Accepted for/Published in: JMIR mHealth and uHealth
Date Submitted: Aug 15, 2019
Date Accepted: Mar 12, 2020
Promoting Antenatal Care Attendance Through a Text-Message Intervention in Samoa
ABSTRACT
Background:
Antenatal care (ANC) has the potential to improve maternal health, but remains under-utilized and unevenly implemented in many low- and middle-income countries. Increasingly, text-messaging programs for pregnant women show evidence that they can improve utilization of ANC during pregnancy, however, gaps remain regarding how implementation affects outcomes.
Objective:
We aim to assess facilitators and barriers to implementation of a text-messaging intervention for pregnant women in Samoa, and to assess its impact on ANC attendance.
Methods:
This study took place in Upolu, Samoa from March-August 2014 and employed a quasi-experimental design. Half (n=3) of the public antenatal clinics on the island offered adult pregnant women the text message intervention, with 552 women registering for the messages. At the comparison clinics (n=3), 255 women registered and received usual care. The intervention consisted of unidirectional text messages containing health tips and appointment reminders. The outcome of interest was the number of antenatal visits attended.

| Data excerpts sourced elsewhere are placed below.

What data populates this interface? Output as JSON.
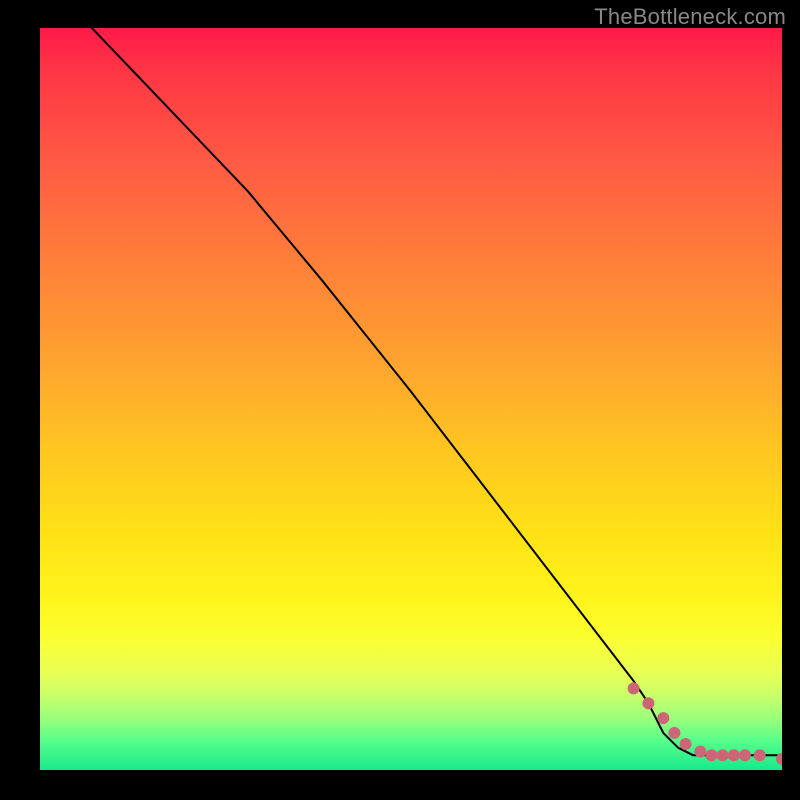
{
  "watermark": "TheBottleneck.com",
  "chart_data": {
    "type": "line",
    "title": "",
    "xlabel": "",
    "ylabel": "",
    "xlim": [
      0,
      100
    ],
    "ylim": [
      0,
      100
    ],
    "background": "vertical-gradient red→orange→yellow→green",
    "series": [
      {
        "name": "curve",
        "color": "#000000",
        "x": [
          7,
          28,
          38,
          50,
          60,
          70,
          80,
          82,
          84,
          86,
          88,
          100
        ],
        "y": [
          100,
          78,
          66,
          51,
          38,
          25,
          12,
          9,
          5,
          3,
          2,
          2
        ]
      }
    ],
    "points": {
      "name": "dots",
      "color": "#cc6677",
      "x": [
        80,
        82,
        84,
        85.5,
        87,
        89,
        90.5,
        92,
        93.5,
        95,
        97,
        100
      ],
      "y": [
        11,
        9,
        7,
        5,
        3.5,
        2.5,
        2,
        2,
        2,
        2,
        2,
        1.5
      ]
    }
  }
}
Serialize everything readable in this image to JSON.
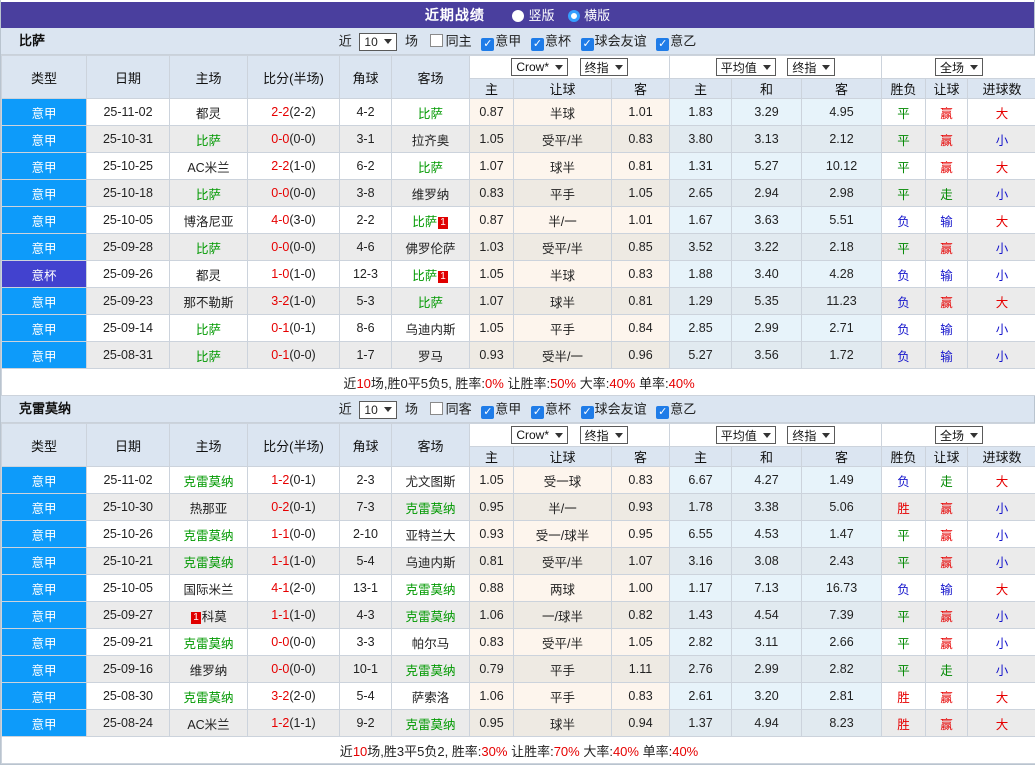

Implementation data was also collected through a survey of the participating midwives (n=7) and implementation notes. Data analysis included the comparison of women’s baseline characteristics between the two groups, followed by the use of linear regressions to test for associations between participation in the intervention and increased ANC attendance, controlling for individual characteristics and accounting for the clustering of women within clinics.
Results:
Comparison of ANC attendance rates found that women receiving the text-message intervention attended 0.37 fewer ANC visits than the comparison group (P=0.05), controlling for individual characteristics and clustering. Data analysis of the implementation process suggests that barriers to successful implementation include women registering very late in pregnancy, sharing their phone with others and inconsistent explanation of the intervention to women.
Conclusions:
These results suggest that unidirectional text messages do not encourage, and might even discourage, antenatal care attendance in Samoa. Interpreted with other evidence in the literature, these results suggest that text message interventions are more effective when they facilitate better communication between patients and health workers. This study is an important contribution to our understanding of when text message interventions are, and are not, effective to improve maternal health care utilization.